Nationally reported data showed that outcomes for patients were good for conditions commonly found in older people. The practice offered proactive, personalised care to meet the needs of the older people in its population and had a range of enhanced services, for example, in dementia and end of life care. It was responsive to the needs of older people, and offered home visits and rapid access appointments for those with greater needs.
The practice was responsive to the needs of older people, offering home visits and longer appointments. The practice worked closely with other health and social care professionals, such as the district nursing team and community matron, to ensure housebound patients received the care they needed.
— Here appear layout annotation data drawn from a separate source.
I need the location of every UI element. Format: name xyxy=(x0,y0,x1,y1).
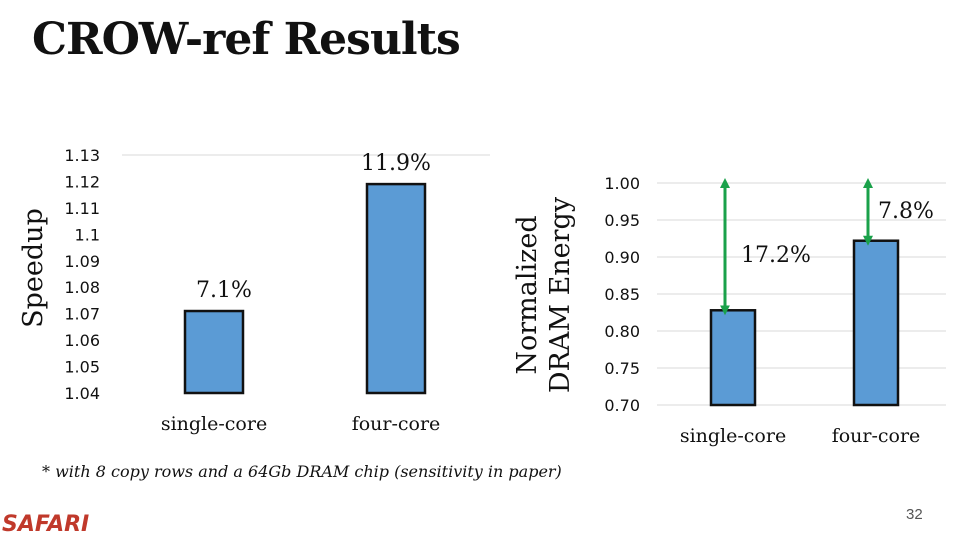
speedup-y-tick-label: 1.05 xyxy=(64,358,100,377)
energy-y-tick-label: 0.85 xyxy=(604,285,640,304)
energy-reduction-label: 7.8% xyxy=(878,199,934,224)
speedup-x-tick-label: single-core xyxy=(161,413,267,435)
energy-y-axis-label-line: Normalized xyxy=(512,215,543,374)
energy-y-tick-label: 0.90 xyxy=(604,248,640,267)
speedup-y-tick-label: 1.06 xyxy=(64,331,100,350)
speedup-bar-four-core xyxy=(365,182,427,395)
energy-bar-single-core xyxy=(709,309,757,407)
safari-logo: SAFARI xyxy=(2,512,90,537)
speedup-y-tick-label: 1.1 xyxy=(75,225,100,244)
speedup-x-tick-label: four-core xyxy=(352,413,441,435)
energy-bar-four-core xyxy=(852,239,900,407)
footnote: * with 8 copy rows and a 64Gb DRAM chip … xyxy=(42,462,562,481)
speedup-data-label: 7.1% xyxy=(196,278,252,303)
speedup-y-tick-label: 1.11 xyxy=(64,199,100,218)
energy-y-tick-label: 0.70 xyxy=(604,396,640,415)
speedup-bar-single-core xyxy=(183,309,245,395)
energy-y-axis-label-line: DRAM Energy xyxy=(545,196,576,393)
speedup-y-tick-label: 1.12 xyxy=(64,172,100,191)
energy-y-tick-label: 0.75 xyxy=(604,359,640,378)
slide-title: CROW-ref Results xyxy=(32,14,461,65)
energy-y-tick-label: 1.00 xyxy=(604,174,640,193)
speedup-data-label: 11.9% xyxy=(361,151,431,176)
energy-x-tick-label: single-core xyxy=(680,425,786,447)
speedup-y-tick-label: 1.04 xyxy=(64,384,100,403)
energy-y-tick-label: 0.80 xyxy=(604,322,640,341)
speedup-y-axis-label: Speedup xyxy=(18,208,49,328)
energy-y-axis-label: NormalizedDRAM Energy xyxy=(512,196,576,393)
speedup-y-tick-label: 1.09 xyxy=(64,252,100,271)
speedup-y-tick-label: 1.07 xyxy=(64,305,100,324)
energy-reduction-label: 17.2% xyxy=(741,243,811,268)
page-number: 32 xyxy=(906,506,923,523)
speedup-y-tick-label: 1.08 xyxy=(64,278,100,297)
energy-x-tick-label: four-core xyxy=(832,425,921,447)
speedup-y-tick-label: 1.13 xyxy=(64,146,100,165)
energy-y-tick-label: 0.95 xyxy=(604,211,640,230)
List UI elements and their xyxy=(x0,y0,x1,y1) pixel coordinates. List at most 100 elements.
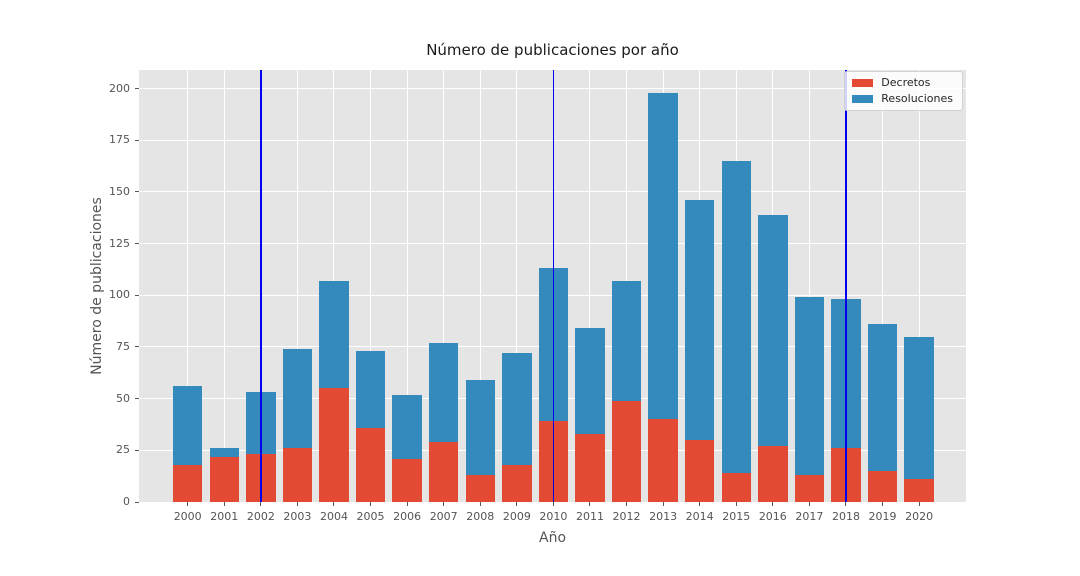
y-tick-label-200: 200 xyxy=(109,81,130,95)
x-tick-2001 xyxy=(223,502,225,506)
bar-resoluciones-2004 xyxy=(319,280,349,389)
gridline-h-150 xyxy=(139,191,966,193)
gridline-v-2003 xyxy=(296,70,298,502)
bar-decretos-2013 xyxy=(648,419,678,502)
gridline-h-175 xyxy=(139,139,966,141)
gridline-v-2007 xyxy=(443,70,445,502)
bar-resoluciones-2008 xyxy=(465,380,495,476)
x-tick-label-2001: 2001 xyxy=(210,510,239,523)
bar-decretos-2001 xyxy=(209,456,240,502)
y-tick-200 xyxy=(135,88,139,90)
bar-resoluciones-2011 xyxy=(575,328,605,434)
bar-decretos-2006 xyxy=(392,458,422,502)
bar-decretos-2009 xyxy=(502,464,532,502)
y-tick-label-100: 100 xyxy=(109,288,130,302)
x-tick-label-2005: 2005 xyxy=(356,510,385,523)
vline-2010 xyxy=(552,70,555,502)
gridline-v-2006 xyxy=(406,70,408,502)
x-tick-2014 xyxy=(699,502,701,506)
bar-resoluciones-2001 xyxy=(209,448,240,457)
legend: Decretos Resoluciones xyxy=(844,71,963,111)
x-tick-label-2007: 2007 xyxy=(429,510,458,523)
legend-label-resoluciones: Resoluciones xyxy=(881,92,953,105)
y-tick-100 xyxy=(135,294,139,296)
x-tick-label-2002: 2002 xyxy=(246,510,275,523)
legend-entry-decretos: Decretos xyxy=(852,77,953,89)
gridline-v-2005 xyxy=(370,70,372,502)
x-tick-2003 xyxy=(296,502,298,506)
gridline-v-2008 xyxy=(479,70,481,502)
x-tick-label-2013: 2013 xyxy=(649,510,678,523)
bar-decretos-2016 xyxy=(758,446,788,502)
resoluciones-swatch-icon xyxy=(852,95,874,103)
vline-2018 xyxy=(845,70,847,502)
y-tick-75 xyxy=(135,346,139,348)
y-tick-label-175: 175 xyxy=(109,133,130,147)
gridline-v-2009 xyxy=(516,70,518,502)
x-tick-label-2012: 2012 xyxy=(612,510,641,523)
y-tick-25 xyxy=(135,449,139,451)
x-tick-2002 xyxy=(260,502,262,506)
x-tick-2008 xyxy=(479,502,481,506)
chart-title: Número de publicaciones por año xyxy=(426,41,679,59)
gridline-v-2001 xyxy=(223,70,225,502)
x-tick-label-2015: 2015 xyxy=(722,510,751,523)
x-tick-label-2008: 2008 xyxy=(466,510,495,523)
bar-decretos-2020 xyxy=(904,479,934,502)
y-tick-125 xyxy=(135,243,139,245)
x-tick-label-2000: 2000 xyxy=(173,510,202,523)
x-tick-2019 xyxy=(882,502,884,506)
bar-decretos-2007 xyxy=(428,442,459,502)
y-tick-label-25: 25 xyxy=(116,443,130,457)
y-tick-label-150: 150 xyxy=(109,184,130,198)
bar-resoluciones-2016 xyxy=(758,214,788,447)
x-tick-label-2017: 2017 xyxy=(795,510,824,523)
x-tick-2017 xyxy=(808,502,810,506)
y-tick-50 xyxy=(135,398,139,400)
y-tick-label-125: 125 xyxy=(109,236,130,250)
x-tick-2010 xyxy=(552,502,554,506)
bar-decretos-2014 xyxy=(684,440,715,502)
gridline-v-2011 xyxy=(589,70,591,502)
bar-resoluciones-2005 xyxy=(355,351,386,428)
x-tick-label-2009: 2009 xyxy=(502,510,531,523)
bar-decretos-2015 xyxy=(721,473,751,502)
x-tick-2006 xyxy=(406,502,408,506)
decretos-swatch-icon xyxy=(852,79,874,87)
gridline-v-2000 xyxy=(187,70,189,502)
x-tick-2018 xyxy=(845,502,847,506)
x-tick-label-2003: 2003 xyxy=(283,510,312,523)
bar-resoluciones-2009 xyxy=(502,353,532,465)
x-tick-label-2011: 2011 xyxy=(575,510,604,523)
bar-resoluciones-2020 xyxy=(904,336,934,480)
x-tick-label-2019: 2019 xyxy=(868,510,897,523)
x-tick-2007 xyxy=(443,502,445,506)
bar-decretos-2000 xyxy=(172,464,203,502)
x-tick-2000 xyxy=(187,502,189,506)
x-tick-2020 xyxy=(918,502,920,506)
bar-resoluciones-2017 xyxy=(794,297,825,476)
x-tick-label-2010: 2010 xyxy=(539,510,568,523)
bar-decretos-2005 xyxy=(355,427,386,502)
bar-decretos-2012 xyxy=(611,400,642,502)
y-tick-0 xyxy=(135,501,139,503)
bar-resoluciones-2003 xyxy=(282,349,313,449)
x-tick-label-2014: 2014 xyxy=(685,510,714,523)
bar-decretos-2003 xyxy=(282,448,313,502)
x-tick-2011 xyxy=(589,502,591,506)
bar-resoluciones-2015 xyxy=(721,160,751,474)
x-tick-2016 xyxy=(772,502,774,506)
y-tick-label-75: 75 xyxy=(116,339,130,353)
bar-resoluciones-2019 xyxy=(867,324,898,471)
bar-resoluciones-2000 xyxy=(172,386,203,465)
bar-resoluciones-2012 xyxy=(611,280,642,401)
y-tick-175 xyxy=(135,139,139,141)
x-tick-label-2004: 2004 xyxy=(319,510,348,523)
y-tick-label-0: 0 xyxy=(123,495,130,508)
gridline-v-2020 xyxy=(918,70,920,502)
x-tick-label-2020: 2020 xyxy=(905,510,934,523)
bar-resoluciones-2014 xyxy=(684,200,715,440)
x-tick-2004 xyxy=(333,502,335,506)
bar-decretos-2008 xyxy=(465,475,495,502)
Residents within two local care homes, who were registered with the practice, were case managed by their own GP to prevent unplanned hospital admissions and to provide continuity of care.
21 January 2016
The practice is rated as good for the care of working-age people (including those recently retired and students).
The needs of the working age population, those recently retired and students had been identified and the practice had adjusted the services it offered to ensure these were accessible, flexible and offered continuity of care. The practice was proactive in offering online services as well as a full range of health promotion and screening that reflects the needs for this age group.
The practice offered patients to register to book appointments and request repeat prescriptions on-line, and subscribe to the ‘patient partner service’ which enabled them to book appointments by telephone 24 hours a day, even when the practice was closed.
21 January 2016
The practice is rated as good for the care of people experiencing poor mental health (including people with dementia). Of the people experiencing poor mental health 87.5% had received an annual physical health check; this was higher than the national average of 83.82%. The practice regularly worked with multi-disciplinary teams in the case management of people experiencing poor mental health, including those with dementia. It carried out advance care planning for patients with dementia.
Systems were in place to review patients receiving certain mental health medicines to ensure the dosage was correct and observe for any side effects.
The practice had told patients experiencing poor mental health about how to access various support groups and voluntary organisations. It had a system in place to follow up patients who had attended accident and emergency (A&E) where they may have been experiencing poor mental health. All clinical staff had received training on how to care for people with mental health needs and dementia and all other staff had training planned once the e learning system was established.
The practice had a community mental health worker assigned to them who could was able to see patients for urgent or routine appointments.
21 January 2016
The practice is rated as good for the care of people whose circumstances may make them vulnerable.
The practice held a register of patients living in vulnerable circumstances including homeless people, travellers and those with a learning disability. It had carried out annual health checks for people with a learning disability and 99% of these patients had received a follow-up. It offered longer appointments for people with a learning disability.
The practice regularly worked with multi-disciplinary teams in the case management of vulnerable people. It had told vulnerable patients about how to access various support groups and voluntary organisations. Staff knew how to recognise signs of abuse in vulnerable adults and children. Staff were aware of their responsibilities regarding information sharing, documentation of safeguarding concerns and how to contact relevant agencies in normal working hours and out of hours.